Sometime in my early 20s, I stopped celebrating my birthday. I learn to avoid mentioning my birthday so that over the years, people start to forget about the day.

It isn't that I don't want to celebrate my birthday with friends; I just find it terribly awkward to walk into a party that celebrates ME.

I took to looking up certain special people in my birthday month, and ask them out for a quiet dinner or coffee. To have some "only for ourselves" time again. Some sort of renewal and re-affirmation of all that is good in our lives, you know.

Because of the recent sad medical news of father, I have been keeping a low profile this time. I just do not have the energy or enthusiasm to look up anybody. I had in fact cancelled a few engagements because I didn't want to put a damper on our meeting. You know who you are, and I appreciate your understanding. I will see you again in happier times.

But, some friends gave me a birthday do anyway. And to you, I say Thank You. For the friendship you give me. For the thoughtfulness you show me. For the happy times to remember.
p.s. check out what's written on the cake! I love it!!!

Monday, June 06, 2011

She's back

I never expect to hear from her again.

I was wrong. She emailed me, asking if I remembered her, asking how we are, it's been a l-o-n-g while since we last heard from each other, do we still go to Bali, to Paul Ropp etc.

As if the unpleasant incident about trying to borrow money from me never happened!

She tells me she and husband are back in Bali, he has retired from work, and she has a rental villa available whenever we next visit Bali. Out of curiosity, I looked up the other villa that was to have been put up for sale all those years ago when she desperately needed money. It's still there, available for rent by contacting her or her husband.

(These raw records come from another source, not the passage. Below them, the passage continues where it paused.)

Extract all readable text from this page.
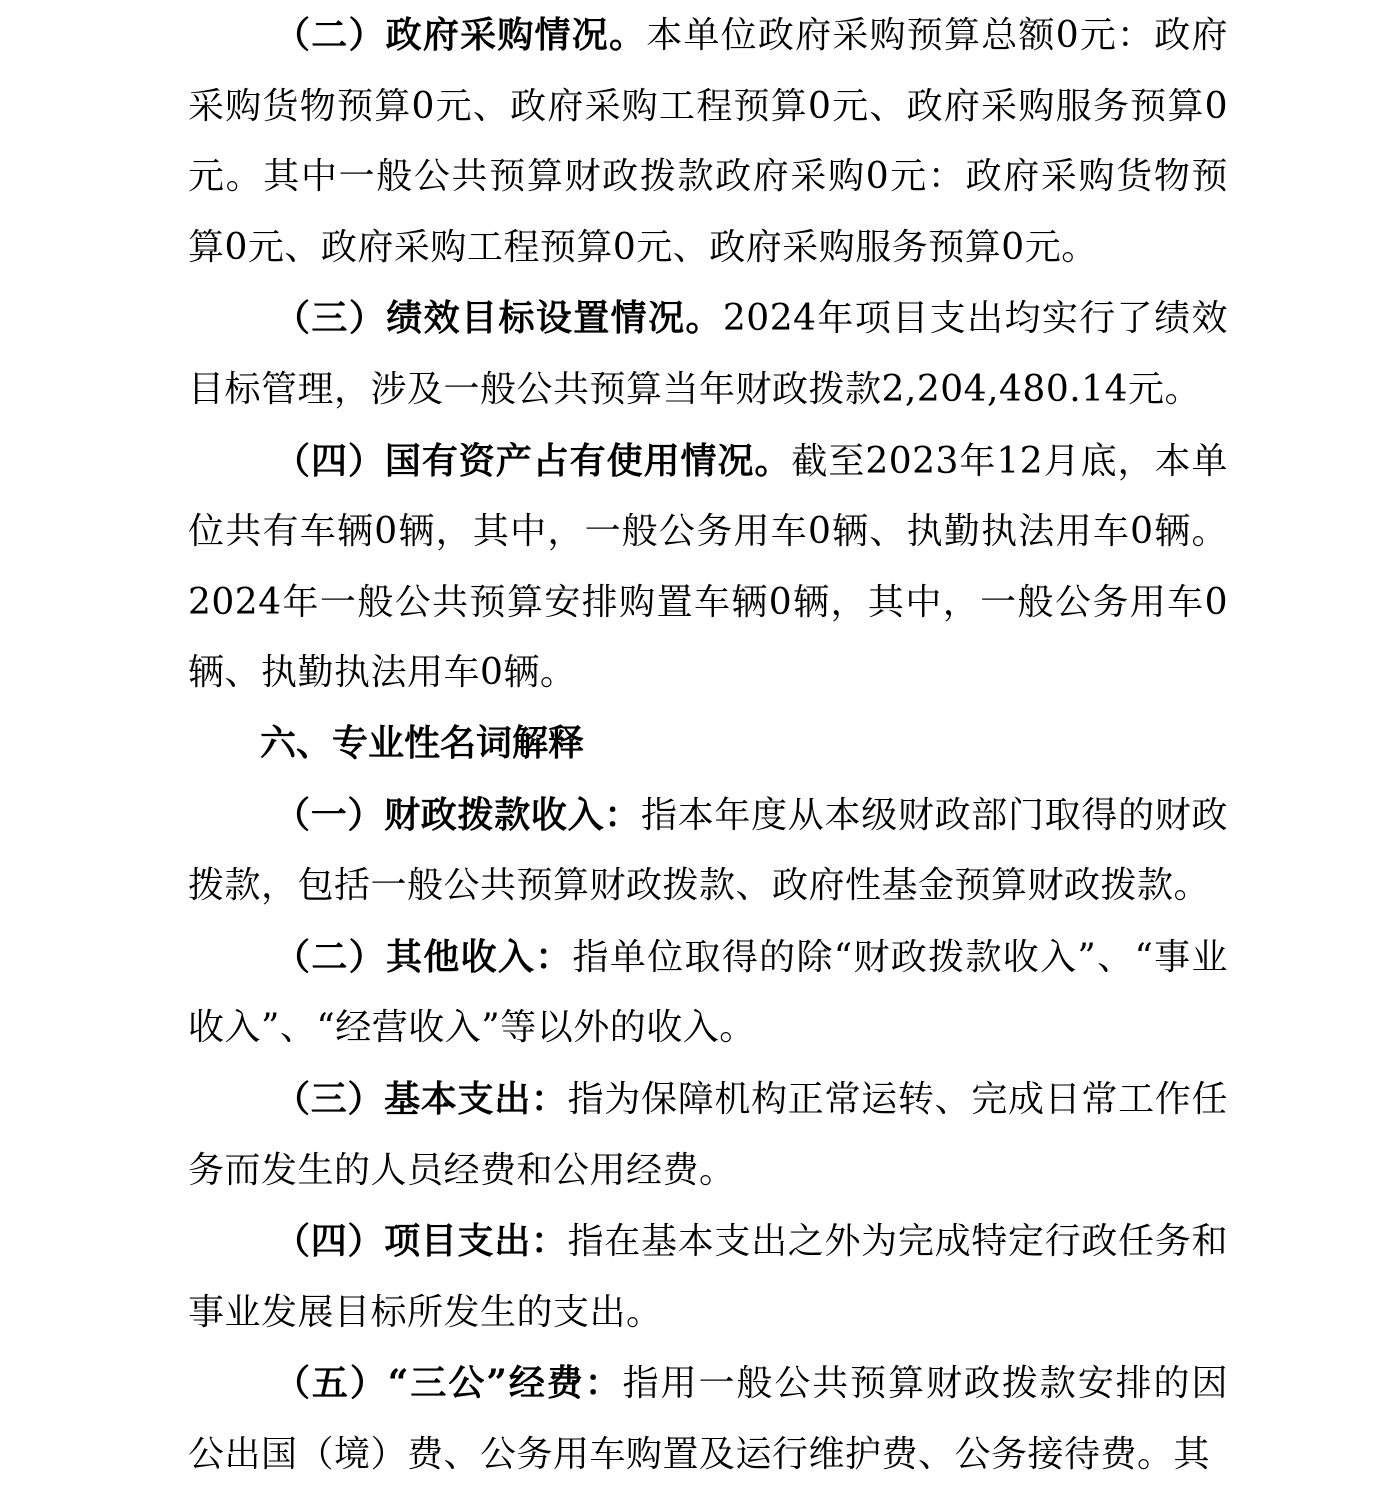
（二）政府采购情况。本单位政府采购预算总额0元：政府采购货物预算0元、政府采购工程预算0元、政府采购服务预算0元。其中一般公共预算财政拨款政府采购0元：政府采购货物预算0元、政府采购工程预算0元、政府采购服务预算0元。

（三）绩效目标设置情况。2024年项目支出均实行了绩效目标管理，涉及一般公共预算当年财政拨款2,204,480.14元。

（四）国有资产占有使用情况。截至2023年12月底，本单位共有车辆0辆，其中，一般公务用车0辆、执勤执法用车0辆。2024年一般公共预算安排购置车辆0辆，其中，一般公务用车0辆、执勤执法用车0辆。

六、专业性名词解释

（一）财政拨款收入：指本年度从本级财政部门取得的财政拨款，包括一般公共预算财政拨款、政府性基金预算财政拨款。

（二）其他收入：指单位取得的除“财政拨款收入”、“事业收入”、“经营收入”等以外的收入。

（三）基本支出：指为保障机构正常运转、完成日常工作任务而发生的人员经费和公用经费。

（四）项目支出：指在基本支出之外为完成特定行政任务和事业发展目标所发生的支出。

（五）“三公”经费：指用一般公共预算财政拨款安排的因公出国（境）费、公务用车购置及运行维护费、公务接待费。其
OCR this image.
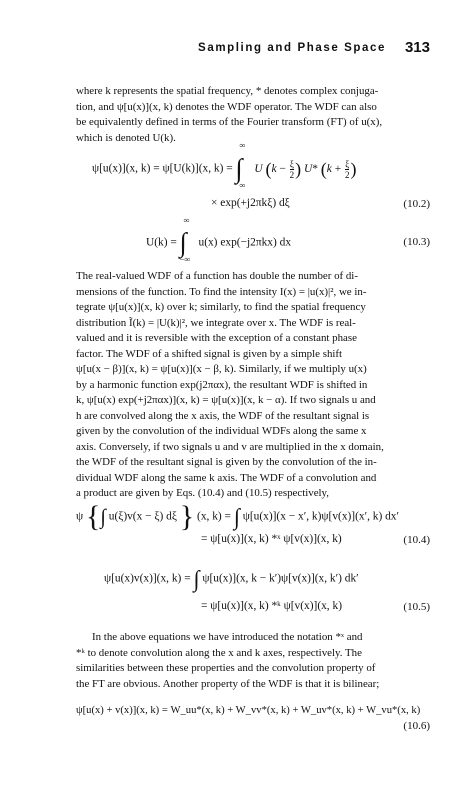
Sampling and Phase Space 313
where k represents the spatial frequency, * denotes complex conjuga-
tion, and ψ[u(x)](x, k) denotes the WDF operator. The WDF can also
be equivalently defined in terms of the Fourier transform (FT) of u(x),
which is denoted U(k).
ψ[u(x)](x, k) = ψ[U(k)](x, k) =
∞
∫
∞
U ($k - \frac{\xi}{2}$ ) U* ($k + \frac{\xi}{2}$ )
× exp(+j2πkξ) dξ	(10.2)
U(k) =
∞
∫
−∞
u(x) exp(−j2πkx) dx	(10.3)
The real-valued WDF of a function has double the number of di-
mensions of the function. To find the intensity I(x) = |u(x)|², we in-
tegrate ψ[u(x)](x, k) over k; similarly, to find the spatial frequency
distribution Ĩ(k) = |U(k)|², we integrate over x. The WDF is real-
valued and it is reversible with the exception of a constant phase
factor. The WDF of a shifted signal is given by a simple shift
ψ[u(x − β)](x, k) = ψ[u(x)](x − β, k). Similarly, if we multiply u(x)
by a harmonic function exp(j2παx), the resultant WDF is shifted in
k, ψ[u(x) exp(+j2παx)](x, k) = ψ[u(x)](x, k − α). If two signals u and
h are convolved along the x axis, the WDF of the resultant signal is
given by the convolution of the individual WDFs along the same x
axis. Conversely, if two signals u and v are multiplied in the x domain,
the WDF of the resultant signal is given by the convolution of the in-
dividual WDF along the same k axis. The WDF of a convolution and
a product are given by Eqs. (10.4) and (10.5) respectively,
ψ {∫ u(ξ)v(x − ξ) dξ } (x, k) = ∫ ψ[u(x)](x − x′, k)ψ[v(x)](x′, k) dx′
= ψ[u(x)](x, k) *ˣ ψ[v(x)](x, k)	(10.4)
ψ[u(x)v(x)](x, k) = ∫ ψ[u(x)](x, k − k′)ψ[v(x)](x, k′) dk′
= ψ[u(x)](x, k) *ᵏ ψ[v(x)](x, k)	(10.5)
In the above equations we have introduced the notation *ˣ and
*ᵏ to denote convolution along the x and k axes, respectively. The
similarities between these properties and the convolution property of
the FT are obvious. Another property of the WDF is that it is bilinear;
ψ[u(x) + v(x)](x, k) = W_uu*(x, k) + W_vv*(x, k) + W_uv*(x, k) + W_vu*(x, k)
(10.6)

So, I replied to her saying yes, I remember her, we are fine, it's been a long time, we still go to Bali and to Paul Ropp.

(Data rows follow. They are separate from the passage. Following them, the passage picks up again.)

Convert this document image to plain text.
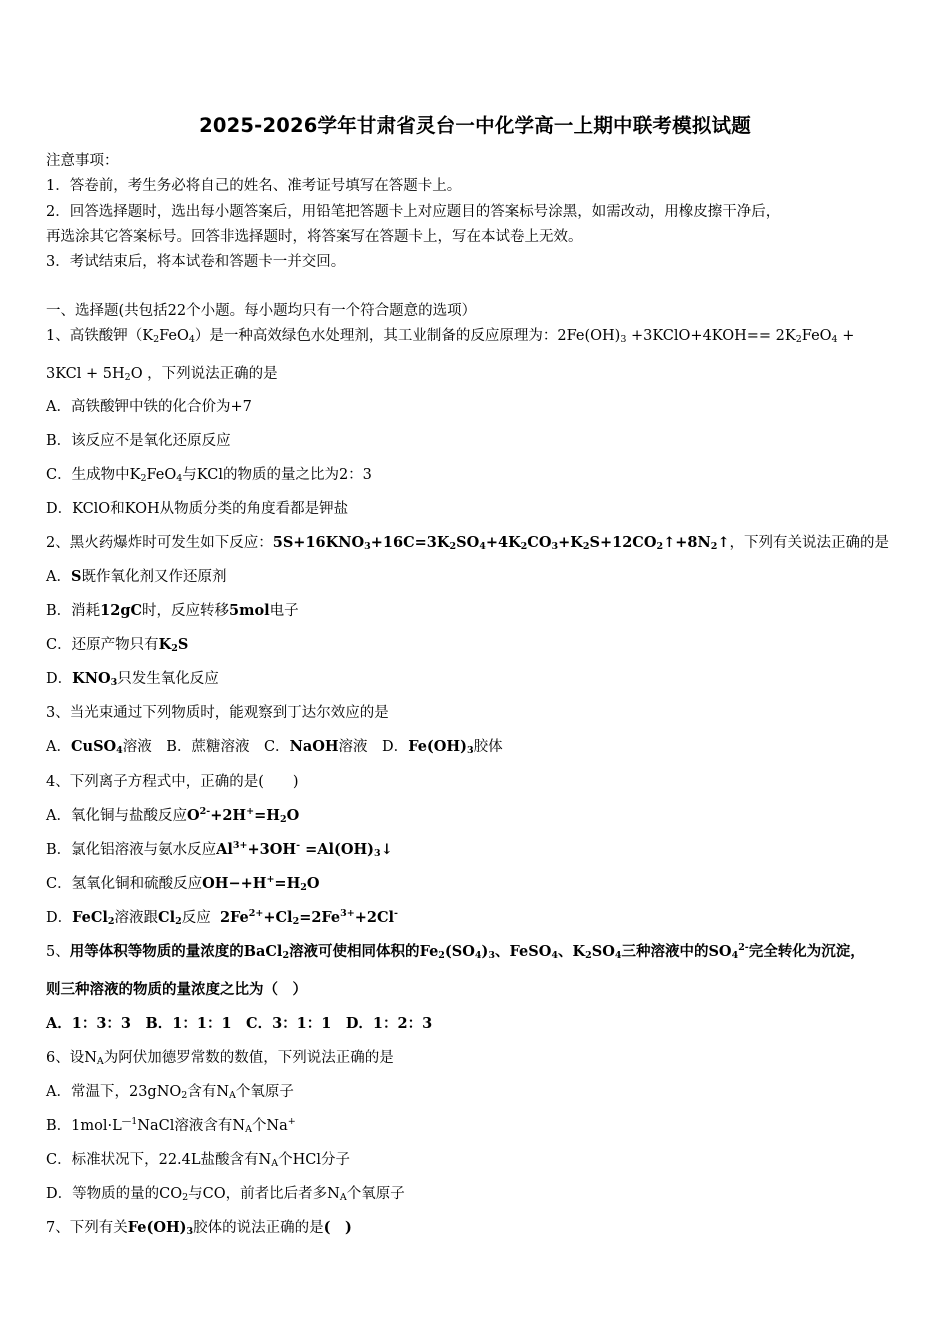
2025-2026学年甘肃省灵台一中化学高一上期中联考模拟试题
注意事项：
1．答卷前，考生务必将自己的姓名、准考证号填写在答题卡上。
2．回答选择题时，选出每小题答案后，用铅笔把答题卡上对应题目的答案标号涂黑，如需改动，用橡皮擦干净后，
再选涂其它答案标号。回答非选择题时，将答案写在答题卡上，写在本试卷上无效。
3．考试结束后，将本试卷和答题卡一并交回。
一、选择题(共包括22个小题。每小题均只有一个符合题意的选项）
1、高铁酸钾$(K_2FeO_4)$是一种高效绿色水处理剂，其工业制备的反应原理为：$2Fe(OH)_3$ +3KClO+4KOH== $2K_2FeO_4$ +
$3KCl + 5H_2O$ ，下列说法正确的是
A．高铁酸钾中铁的化合价为+7
B．该反应不是氧化还原反应
C．生成物中$K_2FeO_4$与KCl的物质的量之比为2：3
D．KClO和KOH从物质分类的角度看都是钾盐
2、黑火药爆炸时可发生如下反应：$5S+16KNO_3+16C=3K_2SO_4+4K_2CO_3+K_2S+12CO_2↑+8N_2↑$，下列有关说法正确的是
A．S既作氧化剂又作还原剂
B．消耗12gC时，反应转移5mol电子
C．还原产物只有$K_2S$
D．$KNO_3$只发生氧化反应
3、当光束通过下列物质时，能观察到丁达尔效应的是
A．CuSO$_4$溶液　 B．蔗糖溶液　 C．NaOH溶液　 D．$Fe(OH)_3$胶体
4、下列离子方程式中，正确的是(　　)
A．氧化铜与盐酸反应$O^{2-}+2H^+=H_2O$
B．氯化铝溶液与氨水反应$Al^{3+}+3OH^-$ $=Al(OH)_3↓$
C．氢氧化铜和硫酸反应$OH-+H^+=H_2O$
D．FeCl$_2$溶液跟$Cl_2$反应 $2Fe^{2+}+Cl_2=2Fe^{3+}+2Cl^-$
5、用等体积等物质的量浓度的BaCl$_2$溶液可使相同体积的$Fe_2(SO_4)_3$、FeSO$_4$、$K_2SO_4$三种溶液中的$SO_4^{2-}$完全转化为沉淀，
则三种溶液的物质的量浓度之比为（　）
A．1：3：3　B．1：1：1　C．3：1：1　D．1：2：3
6、设$N_A$为阿伏加德罗常数的数值，下列说法正确的是
A．常温下，23gNO$_2$含有$N_A$个氧原子
B．$1mol\cdot L^{—1}NaCl$溶液含有$N_A$个Na+
C．标准状况下，22.4L盐酸含有$N_A$个HCl分子
D．等物质的量的$CO_2$与CO，前者比后者多$N_A$个氧原子
7、下列有关$Fe(OH)_3$胶体的说法正确的是(　)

And, yes, I'll let her know when next I visit Bali.

You know I will do no such thing.

Saturday, June 04, 2011

FON people

It has been one week of bringing Father for tests, waiting for reports to be written, waiting for the team of doctors to confer. It will be next week before we will meet with the oncologist.

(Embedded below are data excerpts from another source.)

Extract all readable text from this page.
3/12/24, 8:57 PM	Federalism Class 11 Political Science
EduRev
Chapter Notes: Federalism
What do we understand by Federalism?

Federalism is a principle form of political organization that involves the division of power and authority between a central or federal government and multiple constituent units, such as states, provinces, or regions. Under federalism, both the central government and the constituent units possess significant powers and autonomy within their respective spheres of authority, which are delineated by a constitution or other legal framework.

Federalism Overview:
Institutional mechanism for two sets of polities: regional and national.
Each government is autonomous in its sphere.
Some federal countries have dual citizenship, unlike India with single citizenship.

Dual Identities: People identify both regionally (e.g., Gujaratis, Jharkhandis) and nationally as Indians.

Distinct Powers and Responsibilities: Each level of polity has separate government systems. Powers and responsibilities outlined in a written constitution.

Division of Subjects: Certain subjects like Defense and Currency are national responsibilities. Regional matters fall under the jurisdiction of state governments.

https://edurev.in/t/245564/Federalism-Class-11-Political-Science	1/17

During this time I have some angry moments and some regretful thoughts as the mind reaches into dark recesses and cruelly yanks out long repressed memories. Mostly, I am able to keep my emotions in check, and get through each day with as little upset as possible.

I need my equilibrium. I cannot spare any emotion to tackle nonsense right now.

I also welcome diversion that allows me to focus on happier matters. So when the makan crew woman suggested getting together for dinner at their favourite Hokkien restaurant, I said yes. Then she said to limit the per head cost to $40/-. Then she suggested we order fewer dishes. Then she said if I have friends who are not budget conscious (what did she mean, really?) please invite them.

Like I said, I welcome diversion of an enjoyable kind. I am not about to take on planning a menu for a table of 10 with tight budget constraints and be told I have extravagant taste and friends.

With no hesitation, I told her to leave me out of the dinner arrangement for now. I have too much on my mind to deal with petty details over a casual dinner date.

I don't need to deal with people who are FON (full of nonsense). Especially now.

Wednesday, June 01, 2011

May

was the month
I will remember as a turning point in my life.

For most of the month, I was in the US/Canada. I remember again the many attributes I love about the people: the optimism, the open heartedness, the willingness to believe you and believe in you. I benefited from this supportive environment; I become this person today because of it.

Within 24 hours of coming back, I got a phonecall from Mother with the first devastating news of Father. Now come the tests and workups. Now come so many people with so many opinions - most of whom I dislike and distrust, others are disappointing and distracting.

Through this, I am grateful for the support of the few, and for knowing myself.